His heart breaks, he wants to help, but how do you stop every time and make it to work in the morning?  How do you stop at every person, every day, and keep your life going.  You don’t.  You can’t.  John’s heart, it’s clear, is enormous.  You could see that in how much it all bothered him.  He does try to help as much as he can.  But how do you stop every time you feel compassion?  You have to make decisions, and those decisions are extremely difficult and fraught with complicated trade-offs.

But, even when I am able to stay with compassion, and even when I stop long enough to act, words of death come so much more easily to me than words of life.  I think that has something to do with the fact that words of death don’t require imagination.  When I see people suffer, I am good at saying why…all the reasons and people and systems that have created the suffering in the first place.  They become the focus of my passion:  Dismantle, subvert, judge, shame.  I know how to speak words of death.  I know how to hold on to symbols that fuel my rage and passion.  I know how to take a stone, set it on my desk, and fight to end an injustice using symbols and words of division. 

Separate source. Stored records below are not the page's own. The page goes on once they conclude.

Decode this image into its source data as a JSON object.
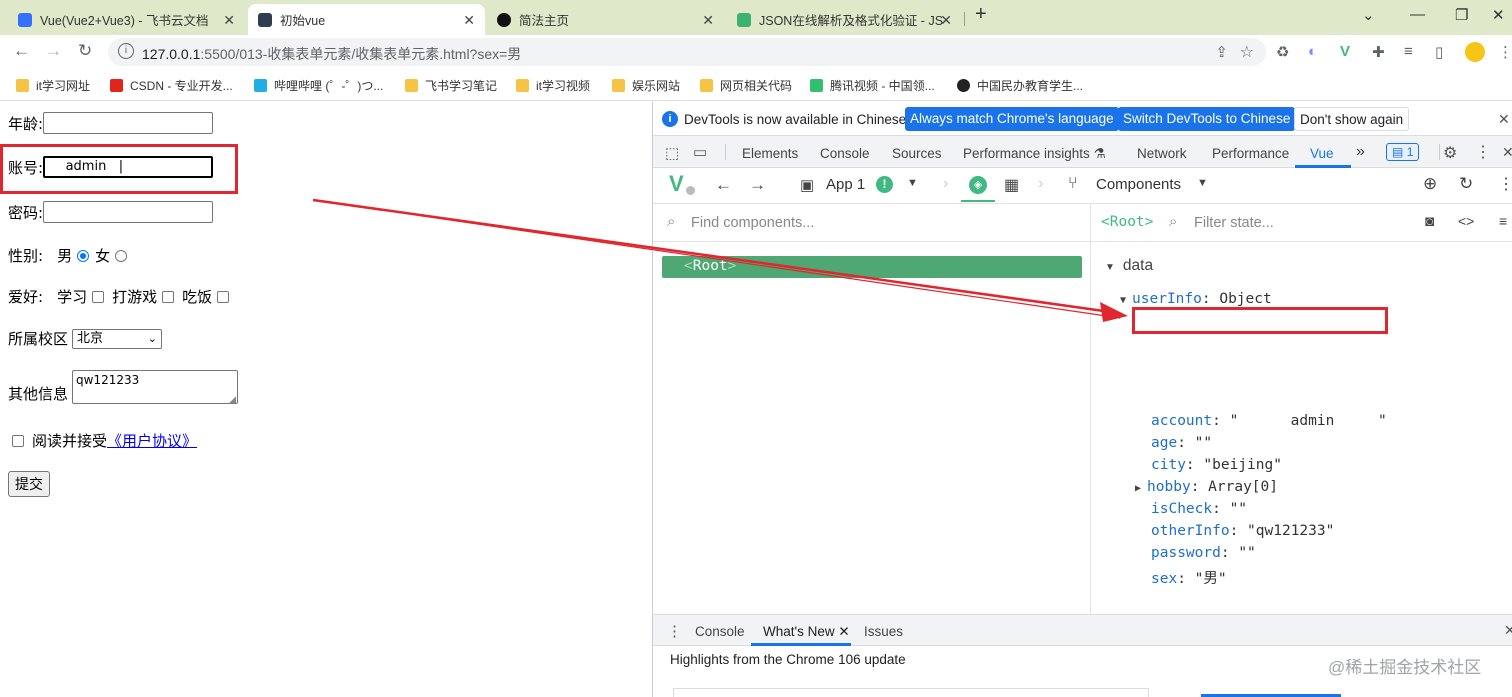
{
  "tabs": [
    {
      "title": "Vue(Vue2+Vue3) - 飞书云文档",
      "favicon_color": "#3370ff"
    },
    {
      "title": "初始vue",
      "favicon_color": "#2c3e50",
      "active": true
    },
    {
      "title": "简法主页",
      "favicon_color": "#111111"
    },
    {
      "title": "JSON在线解析及格式化验证 - JS",
      "favicon_color": "#3cb371"
    }
  ],
  "new_tab": "+",
  "url": {
    "host": "127.0.0.1",
    "path": ":5500/013-收集表单元素/收集表单元素.html?sex=男"
  },
  "bookmarks": [
    "it学习网址",
    "CSDN - 专业开发...",
    "哔哩哔哩 (゜-゜)つ...",
    "飞书学习笔记",
    "it学习视频",
    "娱乐网站",
    "网页相关代码",
    "腾讯视频 - 中国领...",
    "中国民办教育学生..."
  ],
  "form": {
    "age_label": "年龄:",
    "account_label": "账号:",
    "account_value": "    admin   |",
    "password_label": "密码:",
    "sex_label": "性别:",
    "sex_male": "男",
    "sex_female": "女",
    "hobby_label": "爱好:",
    "hobby_study": "学习",
    "hobby_game": "打游戏",
    "hobby_eat": "吃饭",
    "campus_label": "所属校区",
    "campus_value": "北京",
    "other_label": "其他信息",
    "other_value": "qw121233",
    "agree_prefix": "阅读并接受",
    "agree_link": "《用户协议》",
    "submit": "提交"
  },
  "devtools": {
    "banner_text": "DevTools is now available in Chinese!",
    "banner_btn1": "Always match Chrome's language",
    "banner_btn2": "Switch DevTools to Chinese",
    "banner_btn3": "Don't show again",
    "tabs": [
      "Elements",
      "Console",
      "Sources",
      "Performance insights",
      "Network",
      "Performance",
      "Vue"
    ],
    "more": "»",
    "issues_count": "1",
    "app_label": "App 1",
    "components_label": "Components",
    "find_placeholder": "Find components...",
    "root_label": "<Root>",
    "root_tag": "Root",
    "filter_placeholder": "Filter state...",
    "section_data": "data",
    "userinfo_key": "userInfo",
    "userinfo_type": "Object",
    "fields": [
      {
        "key": "account",
        "value": "\"      admin     \""
      },
      {
        "key": "age",
        "value": "\"\""
      },
      {
        "key": "city",
        "value": "\"beijing\""
      },
      {
        "key": "hobby",
        "value": "Array[0]",
        "expandable": true
      },
      {
        "key": "isCheck",
        "value": "\"\""
      },
      {
        "key": "otherInfo",
        "value": "\"qw121233\""
      },
      {
        "key": "password",
        "value": "\"\""
      },
      {
        "key": "sex",
        "value": "\"男\""
      }
    ],
    "drawer_tabs": [
      "Console",
      "What's New",
      "Issues"
    ],
    "drawer_text": "Highlights from the Chrome 106 update"
  },
  "watermark": "@稀土掘金技术社区",
  "colors": {
    "accent_blue": "#1a73e8",
    "vue_green": "#42b883",
    "annotation_red": "#e0262e",
    "tab_strip": "#dfe8c9"
  }
}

It’s harder to find the word of life.  It’s not that critique doesn’t have its place.  It’s not that naming what is isn’t an appropriate first step.  But often we stop there.  We let that dictate what we do.  When we see something that pains us, we want to blame someone because then we think we know what or who to fix.  We want to find a way to stop it, no matter what that way is.  Our means to end the suffering themselves bring suffering to others.  We are outraged at senseless deaths and slaughters, and so we kill.  We are angry about how policies demean the poor, and so we shout at politicians and demean those with whom we disagree. 

It’s hard to know what the right path to healing is – to new life.  But if we start with words of death, I think we’re less likely to move in the life giving direction.

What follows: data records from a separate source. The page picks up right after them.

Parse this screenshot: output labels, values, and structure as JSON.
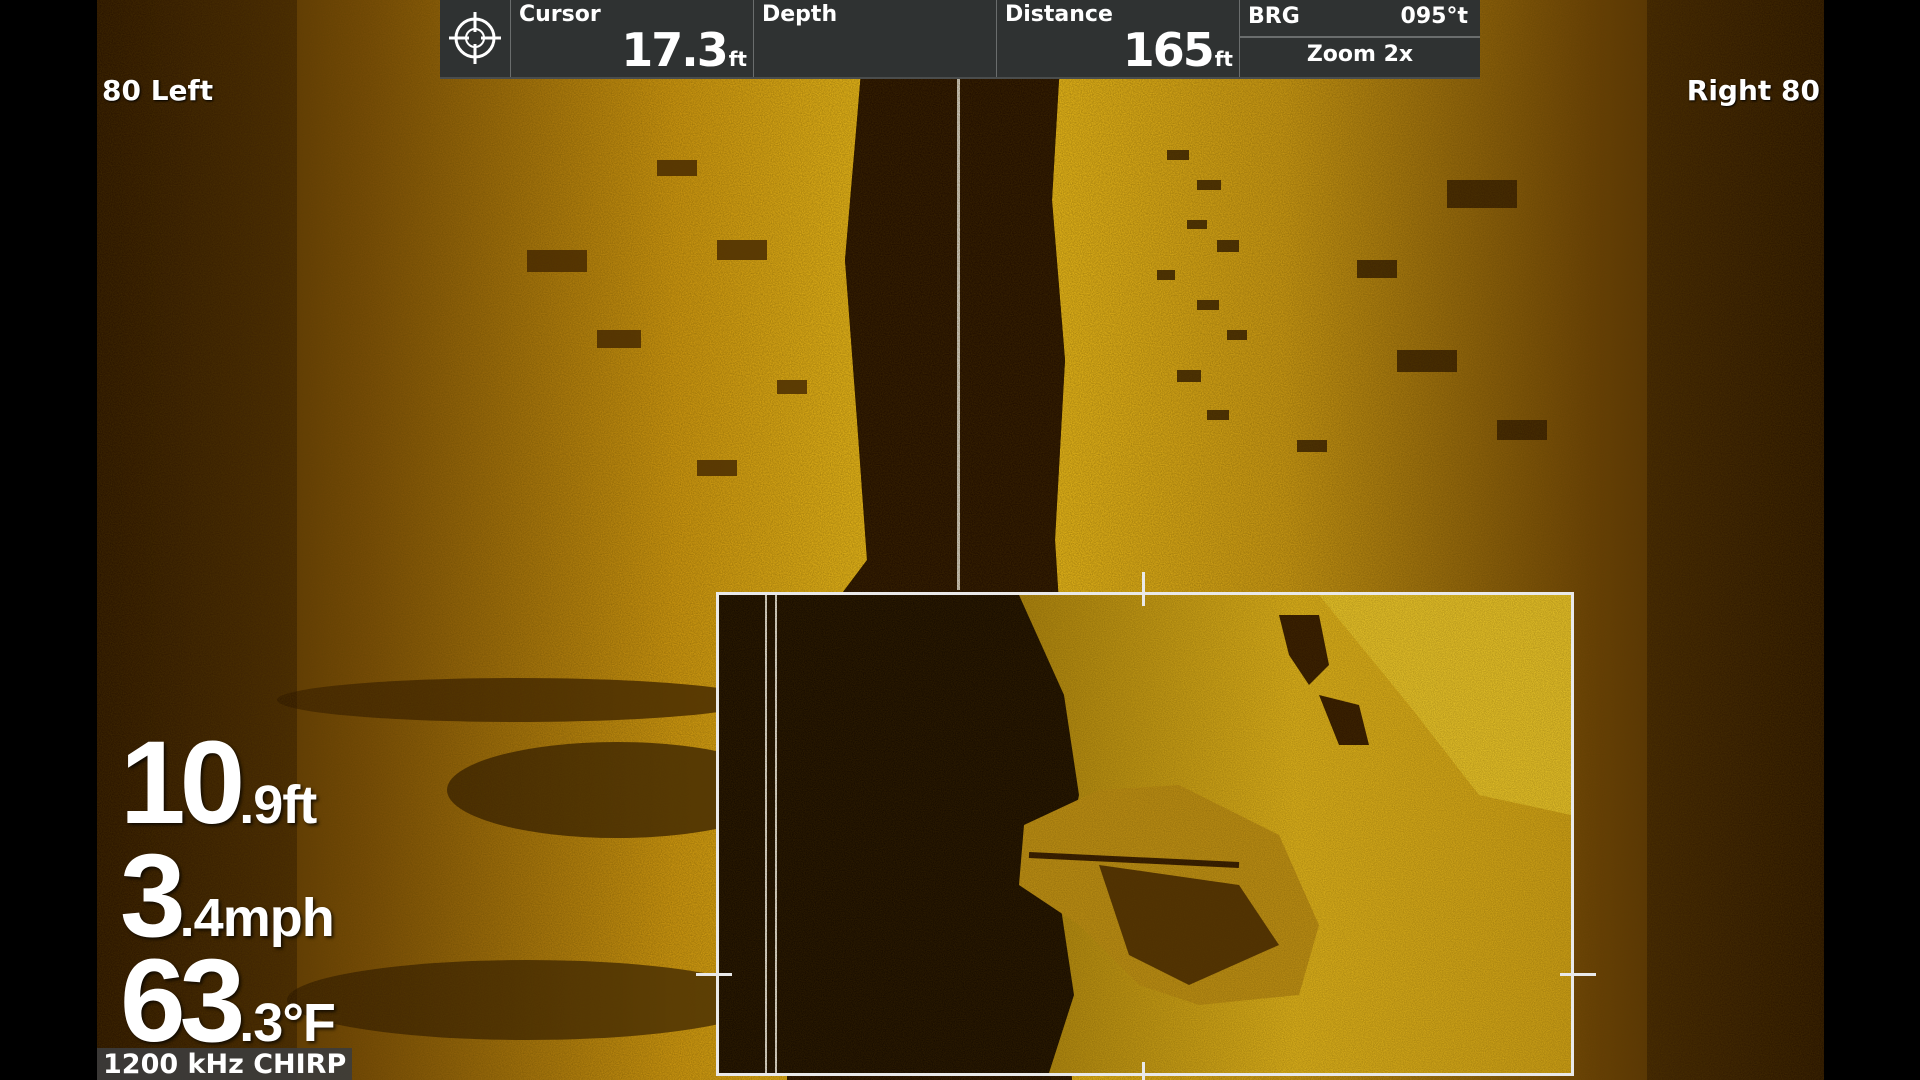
{
  "top_bar": {
    "cursor": {
      "label": "Cursor",
      "value": "17.3",
      "unit": "ft"
    },
    "depth": {
      "label": "Depth",
      "value": "",
      "unit": ""
    },
    "distance": {
      "label": "Distance",
      "value": "165",
      "unit": "ft"
    },
    "bearing": {
      "label": "BRG",
      "value": "095°t"
    },
    "zoom": {
      "label": "Zoom 2x"
    }
  },
  "range": {
    "left": "80 Left",
    "right": "Right 80"
  },
  "readouts": {
    "depth": {
      "whole": "10",
      "fraction": ".9",
      "unit": "ft"
    },
    "speed": {
      "whole": "3",
      "fraction": ".4",
      "unit": "mph"
    },
    "temperature": {
      "whole": "63",
      "fraction": ".3",
      "unit": "°F"
    }
  },
  "frequency": "1200 kHz CHIRP",
  "colors": {
    "sonar_bright": "#f2c21a",
    "sonar_mid": "#b88010",
    "sonar_dark": "#2a1400",
    "bar_bg": "#2f3232",
    "text": "#ffffff"
  },
  "icons": {
    "cursor": "crosshair-icon"
  }
}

Finally, even if we have compassion, stop, find words of life to speak into death, actually giving life is hard.  It’s hard because – well because we can’t raise people from the dead.  We can’t fix systems in a single miracle.  We can ache for people deep in our souls, but not have any clue how to fix it.  If tens of thousands are being slaughtered, and the answer isn’t to fight back with violence, what is the answer?  What act would bring life in the midst of death? 

It’s hard.  Each step is hard.  But we do have a model – we do have Jesus.  And I think the best place to start is where the crowds started that day – they watched Jesus.  They saw what he did.  They witnessed new life for the widow, and they believed it was possible.  They saw that when we have compassion, stop to respond, speak words of life, and give over that life to those most in need, miracles occur.  Just believing it’s possible makes new life itself contagious.  They glorified God – they gave thanks for this incredible possibility.  And then they told everyone around them about it.  They spoke the word of life far and wide – till all of Judea and the surrounding country knew of it.

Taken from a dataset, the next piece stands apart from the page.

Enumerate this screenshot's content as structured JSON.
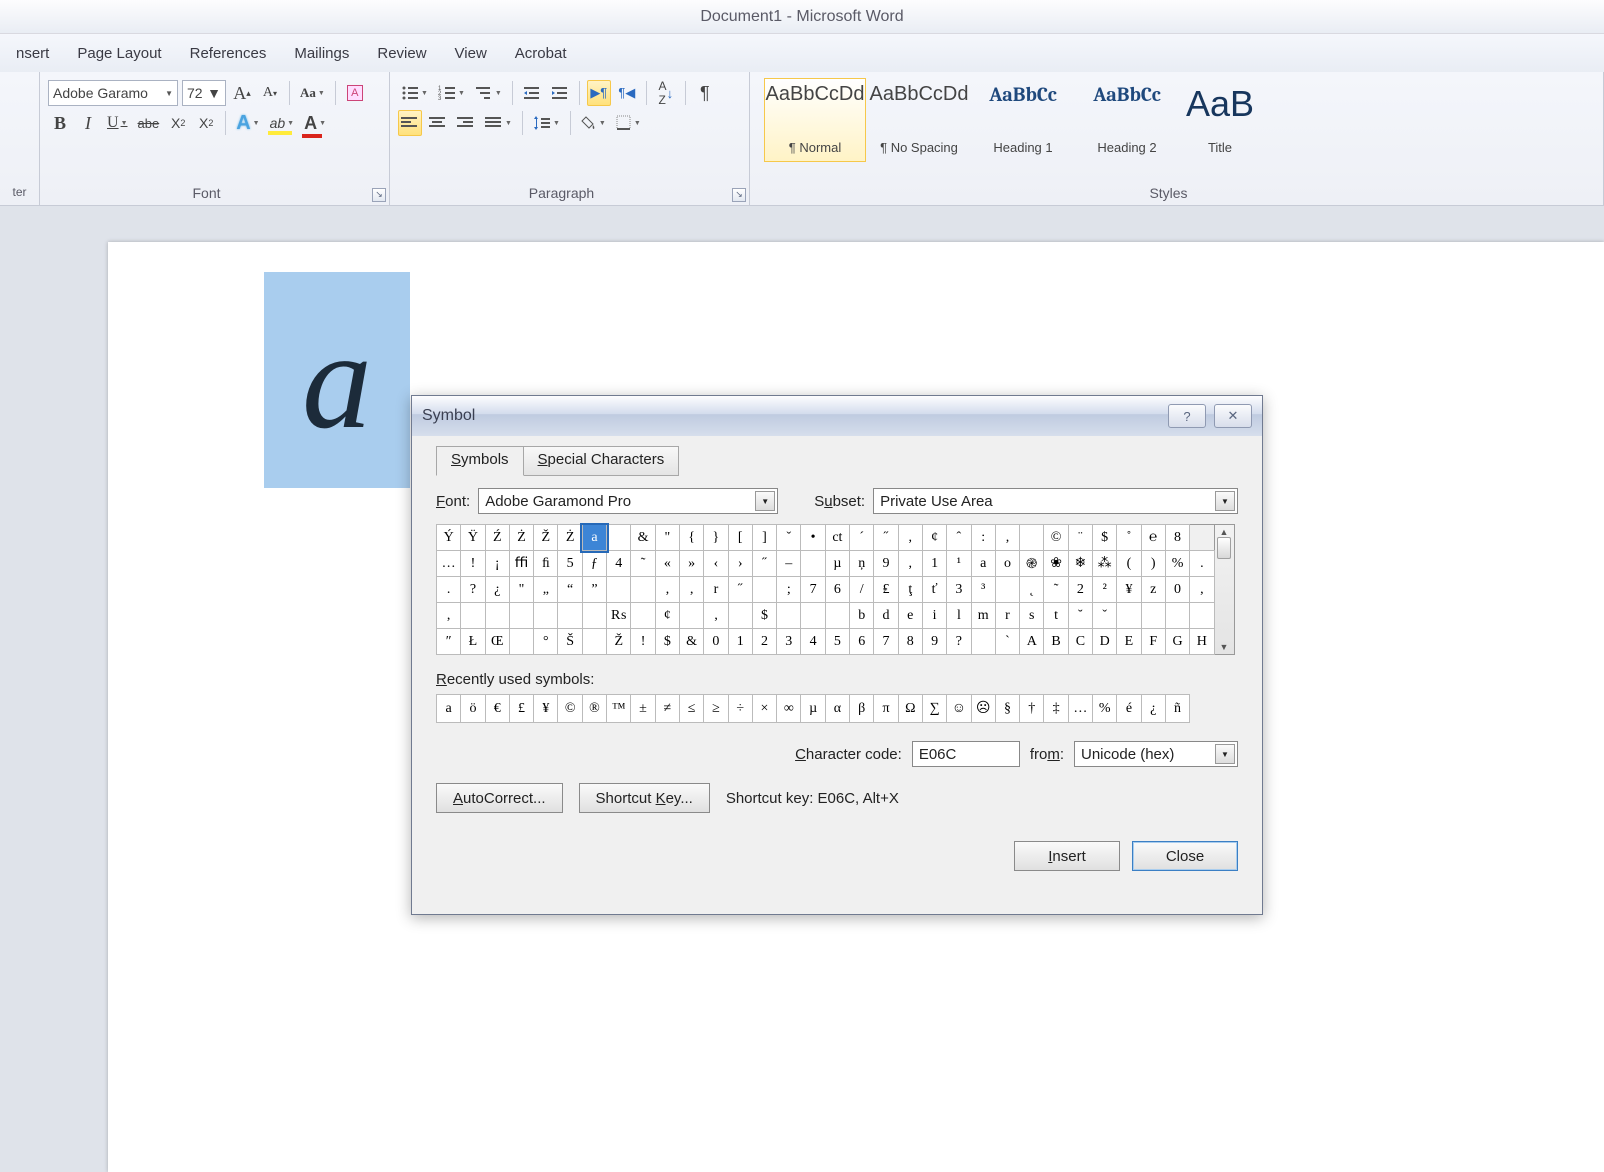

It seems insignificant at first…to just believe it is possible and spread the word.  But when you do, you start to see it around you.  You see someone like John  Fyfe who struggles with what to do with his compassion, and then you hear that he goes on mission trips regularly, building schools and homes for people.  Raising things up, not tearing people down.  He speaks about these things not in anger or self righteousness, but earnestly and with care.  And it struck me – it struck me as a model.  It’s hope and imagination, not just pain and suffering. 

When we hear things like this, when we believe it’s possible, we ourselves become viable agents of this new life.  Not perfectly, not every time, but more and more often as we see how new life works. 

The walking dead are among us.  We know this.  Compassion comes to us whether we want it to or not.  What we do with this is up to us.  And if we’ve seen it – if we’ve heard tell, we have what we need to stop, speak life, and give it to those most in need.  I know this, because I’ve seen it in you – not perfectly, not every time – but I’ve seen it…and it inspires me.  And I’m willing to spread that news far and wide.  Amen.